Ryan Coogler’s Black Panther (2018) is not only a billion-dollar superhero film but also a profound examination of Black life in the global diaspora. Given this, a collection of essays on the film was inevitable. The essays White and Ritzenhoff gathered are not only impressive but also surpass expectations in considering Black Panther and its importance to new conceptions of Blackness in US culture. The essays survey a wide range of topics, connecting Coogler’s film to such subjects as neoliberalism, Black lesbianism, Afrofuturism, action aesthetics, Black manhood, colonialism, and the cosmopolitan. What binds the essays together, however, is the commitment to exploring the film in its historical and cinematic contexts, tying it to films such as Spike Lee’s BlacKkKlansman and Peter Farrelly's The Green Book (both also 2018) but also paying close attention to cinematic production and industry issues. The essays gathered in this collection speak to one another fluently despite their wide variety of topics, making the collection cohere in insightful ways. This collection is required reading for anyone seeking to understand the enduring importance of Black Panther to understanding Blackness in US culture. Essential. Upper-division undergraduates through faculty.
— Choice Reviews
This remarkable collection examines the complexities, power and significance of Black Panther from a wide range of highly pertinent perspectives, revealing the film's importance as both a piece of cinema and as a pointed intervention into cultural, social and political histories of representation. The editors have brought together a rich collection of rigorous and illuminating contributions, making this the key reference work on this ground-breaking film.

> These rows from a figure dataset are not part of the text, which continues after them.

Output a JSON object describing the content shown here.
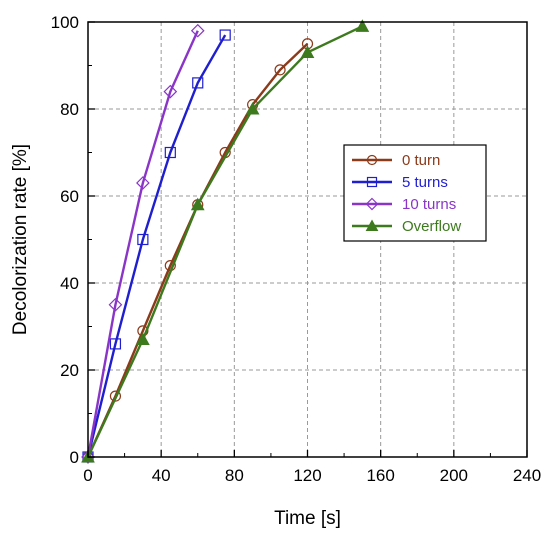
{
  "chart_data": {
    "type": "line",
    "xlabel": "Time [s]",
    "ylabel": "Decolorization rate [%]",
    "xlim": [
      0,
      240
    ],
    "ylim": [
      0,
      100
    ],
    "x_ticks": [
      "0",
      "40",
      "80",
      "120",
      "160",
      "200",
      "240"
    ],
    "y_ticks": [
      "0",
      "20",
      "40",
      "60",
      "80",
      "100"
    ],
    "grid": true,
    "legend_position": "right-middle",
    "series": [
      {
        "name": "0 turn",
        "color": "#8B3A1A",
        "marker": "circle-open",
        "x": [
          0,
          15,
          30,
          45,
          60,
          75,
          90,
          105,
          120
        ],
        "y": [
          0,
          14,
          29,
          44,
          58,
          70,
          81,
          89,
          95
        ]
      },
      {
        "name": "5 turns",
        "color": "#1F1FD0",
        "marker": "square-open",
        "x": [
          0,
          15,
          30,
          45,
          60,
          75
        ],
        "y": [
          0,
          26,
          50,
          70,
          86,
          97
        ]
      },
      {
        "name": "10 turns",
        "color": "#8A35C8",
        "marker": "diamond-open",
        "x": [
          0,
          15,
          30,
          45,
          60
        ],
        "y": [
          0,
          35,
          63,
          84,
          98
        ]
      },
      {
        "name": "Overflow",
        "color": "#3D7A1E",
        "marker": "triangle-filled",
        "x": [
          0,
          30,
          60,
          90,
          120,
          150
        ],
        "y": [
          0,
          27,
          58,
          80,
          93,
          99
        ]
      }
    ]
  }
}
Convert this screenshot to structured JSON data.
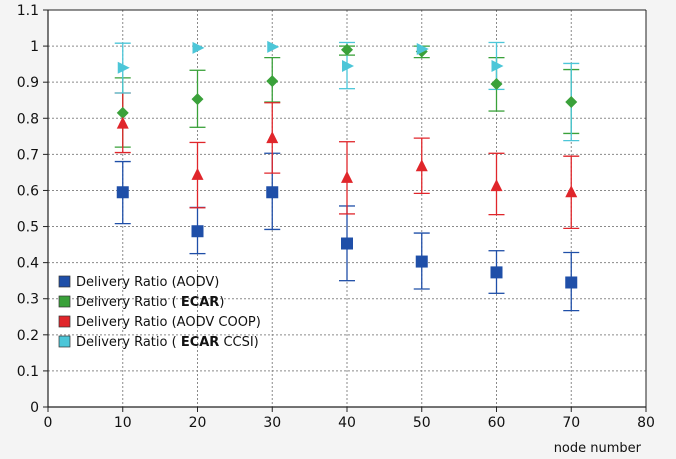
{
  "chart_data": {
    "type": "scatter",
    "title": "",
    "xlabel": "node number",
    "ylabel": "",
    "xlim": [
      0,
      80
    ],
    "ylim": [
      0,
      1.1
    ],
    "grid": true,
    "legend_position": "bottom-left",
    "x_ticks": [
      "0",
      "10",
      "20",
      "30",
      "40",
      "50",
      "60",
      "70",
      "80"
    ],
    "y_ticks": [
      "0",
      "0.1",
      "0.2",
      "0.3",
      "0.4",
      "0.5",
      "0.6",
      "0.7",
      "0.8",
      "0.9",
      "1",
      "1.1"
    ],
    "series": [
      {
        "legend_prefix": "Delivery Ratio (AODV)",
        "legend_bold": "",
        "legend_suffix": "",
        "color": "#1f4fa8",
        "marker": "square",
        "x": [
          10,
          20,
          30,
          40,
          50,
          60,
          70
        ],
        "y": [
          0.595,
          0.487,
          0.595,
          0.453,
          0.403,
          0.373,
          0.345
        ],
        "err_low": [
          0.508,
          0.425,
          0.492,
          0.35,
          0.327,
          0.315,
          0.267
        ],
        "err_high": [
          0.68,
          0.553,
          0.703,
          0.557,
          0.482,
          0.433,
          0.428
        ]
      },
      {
        "legend_prefix": "Delivery Ratio ( ",
        "legend_bold": "ECAR",
        "legend_suffix": ")",
        "color": "#3aa13a",
        "marker": "diamond",
        "x": [
          10,
          20,
          30,
          40,
          50,
          60,
          70
        ],
        "y": [
          0.815,
          0.853,
          0.903,
          0.99,
          0.985,
          0.895,
          0.845
        ],
        "err_low": [
          0.72,
          0.775,
          0.845,
          0.975,
          0.968,
          0.82,
          0.758
        ],
        "err_high": [
          0.912,
          0.933,
          0.968,
          1.0,
          1.0,
          0.968,
          0.935
        ]
      },
      {
        "legend_prefix": "Delivery Ratio (AODV COOP)",
        "legend_bold": "",
        "legend_suffix": "",
        "color": "#e0262b",
        "marker": "triangle",
        "x": [
          10,
          20,
          30,
          40,
          50,
          60,
          70
        ],
        "y": [
          0.785,
          0.643,
          0.745,
          0.635,
          0.667,
          0.612,
          0.595
        ],
        "err_low": [
          0.705,
          0.552,
          0.648,
          0.535,
          0.592,
          0.533,
          0.495
        ],
        "err_high": [
          0.87,
          0.733,
          0.843,
          0.735,
          0.745,
          0.703,
          0.695
        ]
      },
      {
        "legend_prefix": "Delivery Ratio ( ",
        "legend_bold": "ECAR",
        "legend_suffix": "  CCSI)",
        "color": "#4cc6d8",
        "marker": "right-triangle",
        "x": [
          10,
          20,
          30,
          40,
          50,
          60,
          70
        ],
        "y": [
          0.94,
          0.995,
          0.998,
          0.945,
          0.992,
          0.945,
          null
        ],
        "err_low": [
          0.87,
          null,
          null,
          0.882,
          null,
          0.88,
          0.738
        ],
        "err_high": [
          1.008,
          null,
          null,
          1.01,
          null,
          1.01,
          0.952
        ]
      }
    ]
  }
}
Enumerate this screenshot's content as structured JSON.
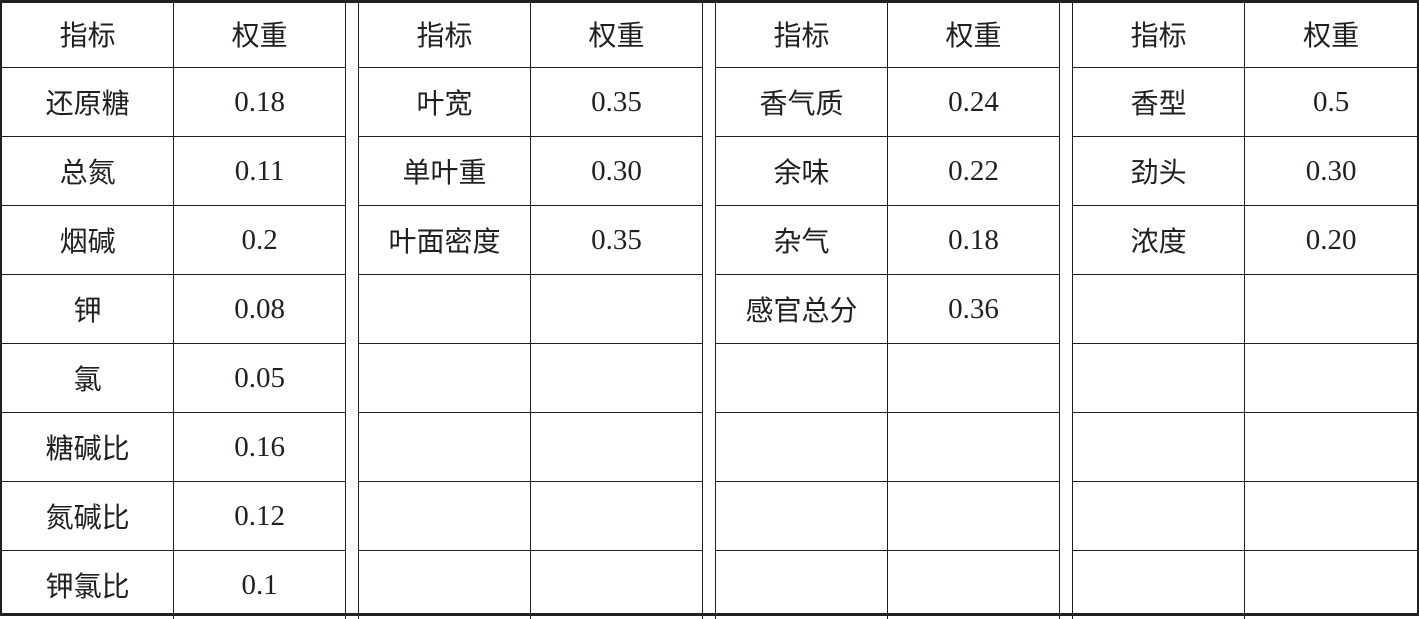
{
  "table": {
    "groups": [
      {
        "header": [
          "指标",
          "权重"
        ],
        "rows": [
          [
            "还原糖",
            "0.18"
          ],
          [
            "总氮",
            "0.11"
          ],
          [
            "烟碱",
            "0.2"
          ],
          [
            "钾",
            "0.08"
          ],
          [
            "氯",
            "0.05"
          ],
          [
            "糖碱比",
            "0.16"
          ],
          [
            "氮碱比",
            "0.12"
          ],
          [
            "钾氯比",
            "0.1"
          ]
        ]
      },
      {
        "header": [
          "指标",
          "权重"
        ],
        "rows": [
          [
            "叶宽",
            "0.35"
          ],
          [
            "单叶重",
            "0.30"
          ],
          [
            "叶面密度",
            "0.35"
          ],
          [
            "",
            ""
          ],
          [
            "",
            ""
          ],
          [
            "",
            ""
          ],
          [
            "",
            ""
          ],
          [
            "",
            ""
          ]
        ]
      },
      {
        "header": [
          "指标",
          "权重"
        ],
        "rows": [
          [
            "香气质",
            "0.24"
          ],
          [
            "余味",
            "0.22"
          ],
          [
            "杂气",
            "0.18"
          ],
          [
            "感官总分",
            "0.36"
          ],
          [
            "",
            ""
          ],
          [
            "",
            ""
          ],
          [
            "",
            ""
          ],
          [
            "",
            ""
          ]
        ]
      },
      {
        "header": [
          "指标",
          "权重"
        ],
        "rows": [
          [
            "香型",
            "0.5"
          ],
          [
            "劲头",
            "0.30"
          ],
          [
            "浓度",
            "0.20"
          ],
          [
            "",
            ""
          ],
          [
            "",
            ""
          ],
          [
            "",
            ""
          ],
          [
            "",
            ""
          ],
          [
            "",
            ""
          ]
        ]
      }
    ]
  }
}
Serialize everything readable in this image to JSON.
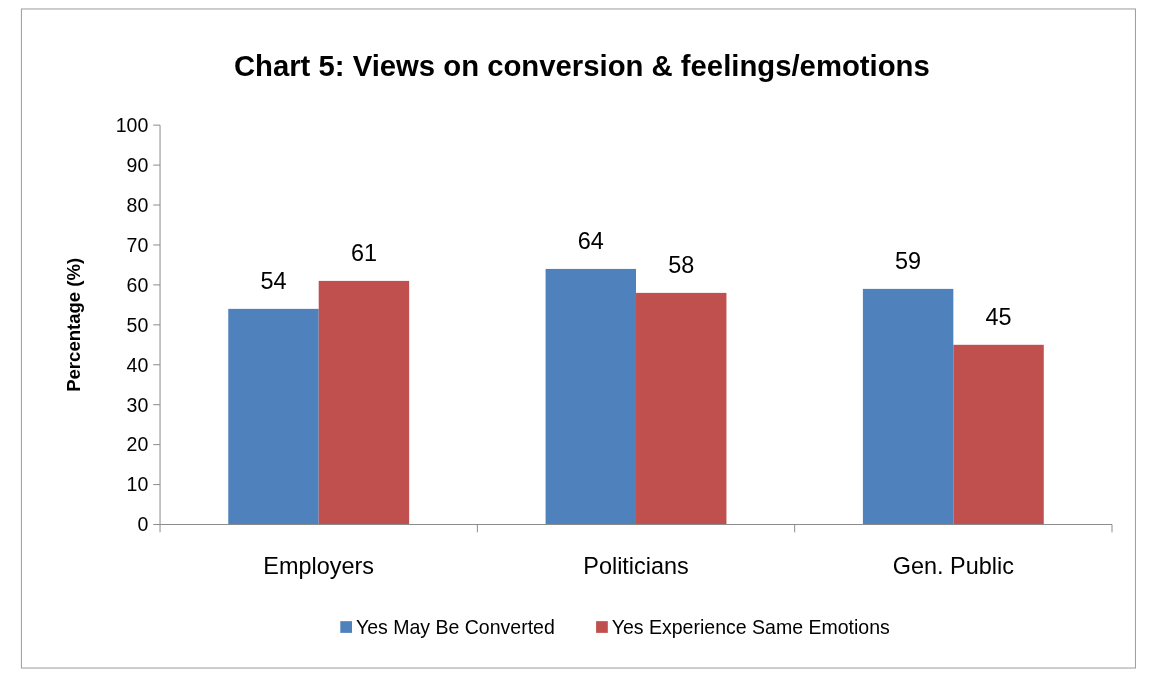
{
  "chart_data": {
    "type": "bar",
    "title": "Chart 5:  Views on conversion & feelings/emotions",
    "ylabel": "Percentage (%)",
    "categories": [
      "Employers",
      "Politicians",
      "Gen. Public"
    ],
    "series": [
      {
        "name": "Yes May Be Converted",
        "color": "#4f81bd",
        "values": [
          54,
          64,
          59
        ]
      },
      {
        "name": "Yes Experience Same Emotions",
        "color": "#c0504d",
        "values": [
          61,
          58,
          45
        ]
      }
    ],
    "ylim": [
      0,
      100
    ],
    "yticks": [
      0,
      10,
      20,
      30,
      40,
      50,
      60,
      70,
      80,
      90,
      100
    ],
    "data_labels": true,
    "legend": "bottom"
  }
}
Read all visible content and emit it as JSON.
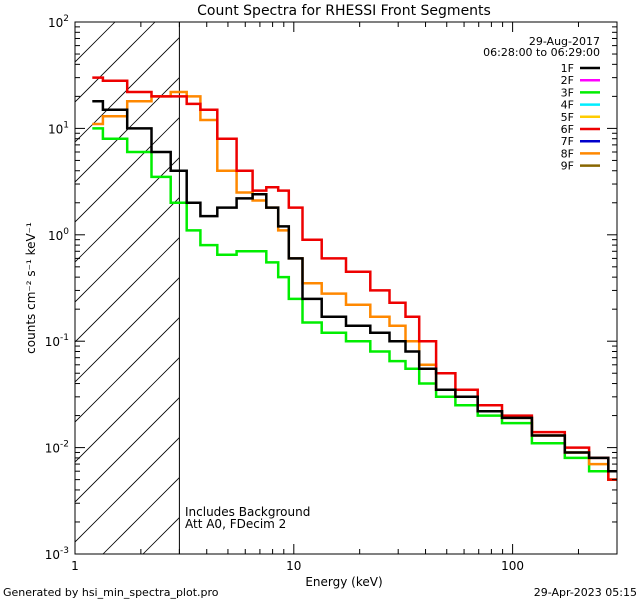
{
  "footer": {
    "left": "Generated by hsi_min_spectra_plot.pro",
    "right": "29-Apr-2023 05:15"
  },
  "chart_data": {
    "type": "line",
    "title": "Count Spectra for RHESSI Front Segments",
    "xlabel": "Energy (keV)",
    "ylabel": "counts cm⁻² s⁻¹ keV⁻¹",
    "xscale": "log",
    "yscale": "log",
    "xlim": [
      1,
      300
    ],
    "ylim": [
      0.001,
      100
    ],
    "x_tick_labels": [
      {
        "value": 1,
        "label": "1"
      },
      {
        "value": 10,
        "label": "10"
      },
      {
        "value": 100,
        "label": "100"
      }
    ],
    "y_tick_labels": [
      {
        "value": 0.001,
        "mantissa": "10",
        "exp": "-3"
      },
      {
        "value": 0.01,
        "mantissa": "10",
        "exp": "-2"
      },
      {
        "value": 0.1,
        "mantissa": "10",
        "exp": "-1"
      },
      {
        "value": 1,
        "mantissa": "10",
        "exp": "0"
      },
      {
        "value": 10,
        "mantissa": "10",
        "exp": "1"
      },
      {
        "value": 100,
        "mantissa": "10",
        "exp": "2"
      }
    ],
    "date": "29-Aug-2017",
    "time_range": "06:28:00 to 06:29:00",
    "annotations": [
      "Includes Background",
      "Att A0, FDecim 2"
    ],
    "hatched_region": {
      "x_from": 1,
      "x_to": 3
    },
    "legend_position": "top-right",
    "legend": [
      {
        "name": "1F",
        "color": "#000000"
      },
      {
        "name": "2F",
        "color": "#ff00ff"
      },
      {
        "name": "3F",
        "color": "#00ee00"
      },
      {
        "name": "4F",
        "color": "#00eeff"
      },
      {
        "name": "5F",
        "color": "#ffcc00"
      },
      {
        "name": "6F",
        "color": "#ee0000"
      },
      {
        "name": "7F",
        "color": "#0000cc"
      },
      {
        "name": "8F",
        "color": "#ff8800"
      },
      {
        "name": "9F",
        "color": "#886600"
      }
    ],
    "series": [
      {
        "name": "3F",
        "color": "#00ee00",
        "x": [
          1.2,
          1.5,
          2,
          2.5,
          3,
          3.5,
          4,
          5,
          6,
          7,
          8,
          9,
          10,
          12,
          15,
          20,
          25,
          30,
          35,
          40,
          50,
          60,
          80,
          100,
          150,
          200,
          250,
          300
        ],
        "y": [
          10,
          8,
          6,
          3.5,
          2,
          1.1,
          0.8,
          0.65,
          0.7,
          0.7,
          0.55,
          0.4,
          0.25,
          0.15,
          0.12,
          0.1,
          0.08,
          0.065,
          0.055,
          0.04,
          0.03,
          0.025,
          0.02,
          0.017,
          0.011,
          0.008,
          0.006,
          0.005
        ]
      },
      {
        "name": "8F",
        "color": "#ff8800",
        "x": [
          1.2,
          1.5,
          2,
          2.5,
          3,
          3.5,
          4,
          5,
          6,
          7,
          8,
          9,
          10,
          12,
          15,
          20,
          25,
          30,
          35,
          40,
          50,
          60,
          80,
          100,
          150,
          200,
          250,
          300
        ],
        "y": [
          11,
          13,
          18,
          20,
          22,
          20,
          12,
          4,
          2.5,
          2.1,
          1.8,
          1.1,
          0.6,
          0.35,
          0.28,
          0.22,
          0.17,
          0.14,
          0.1,
          0.06,
          0.035,
          0.03,
          0.022,
          0.019,
          0.013,
          0.009,
          0.007,
          0.005
        ]
      },
      {
        "name": "6F",
        "color": "#ee0000",
        "x": [
          1.2,
          1.5,
          2,
          2.5,
          3,
          3.5,
          4,
          5,
          6,
          7,
          8,
          9,
          10,
          12,
          15,
          20,
          25,
          30,
          35,
          40,
          50,
          60,
          80,
          100,
          150,
          200,
          250,
          300
        ],
        "y": [
          30,
          28,
          22,
          20,
          20,
          17,
          15,
          8,
          4,
          2.6,
          2.8,
          2.6,
          1.8,
          0.9,
          0.6,
          0.45,
          0.3,
          0.23,
          0.17,
          0.1,
          0.05,
          0.035,
          0.025,
          0.02,
          0.014,
          0.01,
          0.008,
          0.005
        ]
      },
      {
        "name": "1F",
        "color": "#000000",
        "x": [
          1.2,
          1.5,
          2,
          2.5,
          3,
          3.5,
          4,
          5,
          6,
          7,
          8,
          9,
          10,
          12,
          15,
          20,
          25,
          30,
          35,
          40,
          50,
          60,
          80,
          100,
          150,
          200,
          250,
          300
        ],
        "y": [
          18,
          15,
          10,
          6,
          4,
          2,
          1.5,
          1.8,
          2.2,
          2.4,
          1.8,
          1.2,
          0.6,
          0.25,
          0.17,
          0.14,
          0.12,
          0.1,
          0.08,
          0.055,
          0.035,
          0.03,
          0.022,
          0.019,
          0.013,
          0.009,
          0.008,
          0.006
        ]
      }
    ]
  }
}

— Lisa Purse, University of Reading
A rich and enticing book that offers multiple perspectives on a genuine cultural phenomenon. A must read for anyone interested in Black Panther and the politics of contemporary US popular culture.
— Hervé Mayer, Paul Valéry University Montpellier 3
Featuring reflections by filmmakers, artists, fans, and scholars across disciplines and around the world, this book is more than just a resource for a critical reading of Black Panther; it is a veritable tome of the different threads present within this ever-evolving film. Superhero and fantasy films have an important role in producing and commenting on culture: they take us out of reality while helping us critically dissect the patterns of reality. This phenomenon is complicated but necessary, and each chapter methodically guides the reader through a different facet of media, identity, history, and reception, encouraging them to return to the film to watch it again with new knowledge and a new perspective.
— Charisse L'Pree Corsbie-Massay, Syracuse University
Evidence that Black Panther hit a raw nerve rests in this serious treatment of the copious topics instigated by this afrofuturistic superhero film. Praise for this collection of essays for the far-reaching implications the authors suggest for the study of Black Panther as an interrogation of the multibillion dollar industry that produced it and the state of the human condition for which the film serves as window and mirror. Afrofuturism in Black Panther: Gender, Identity, and the Re-making of Blackness explores why Black Panther is not merely an important film that you have to see just because it seemingly replaces the Hollywood white superhero with a black superhero, but why it’s a film we want to see as it centers black governance, black feminism and black culture within the convergence of global politics and technology in the context of real histories of enslavement, colonization, apartheid, racism and discrimination. The essays invoke the persistence of vision of black filmmakers, writers, actors, designers, scholars and spectators who expertly employ the master’s tools to re-imagine. An essential text for the study of Black Panther.
— Roxana Walker-Canton, University of Florida
Renée T. White’s & Karen A. Ritzenhoff’s book is a tour-de-force about the highly popular Marvel comic and its film adaptation. The impressive assemblage of contributors boldly theorizes concepts of Black identity, queer erasure, counter-colonialism dignity, Afrofuturism, and Black utopian visions that are celebratory and critical. This work is a page-turning essential read for academics, popular culture, and science fiction enthusiasts who seek to have their assumptions and principles about Black Panther challenged while exploring new historical, symbolic, and pedagogical frameworks on various dimensions of Blackness.
— Alexia Hudson-Ward, Associate Director of Research and Learning, MIT Libraries
It asks Black people to give themselves grace and to imagine how people carve out control and peace when there is no clear path. There is a constant call to action throughout Black Panther as reflected in Afrofuturism in Black Panther. What this book does well is to situate the conversation around Black Panther within an Afrocentric framework rather than a Eurocentric context. Like the film, this book uses an uncolonized mind to critique an uncolonized film.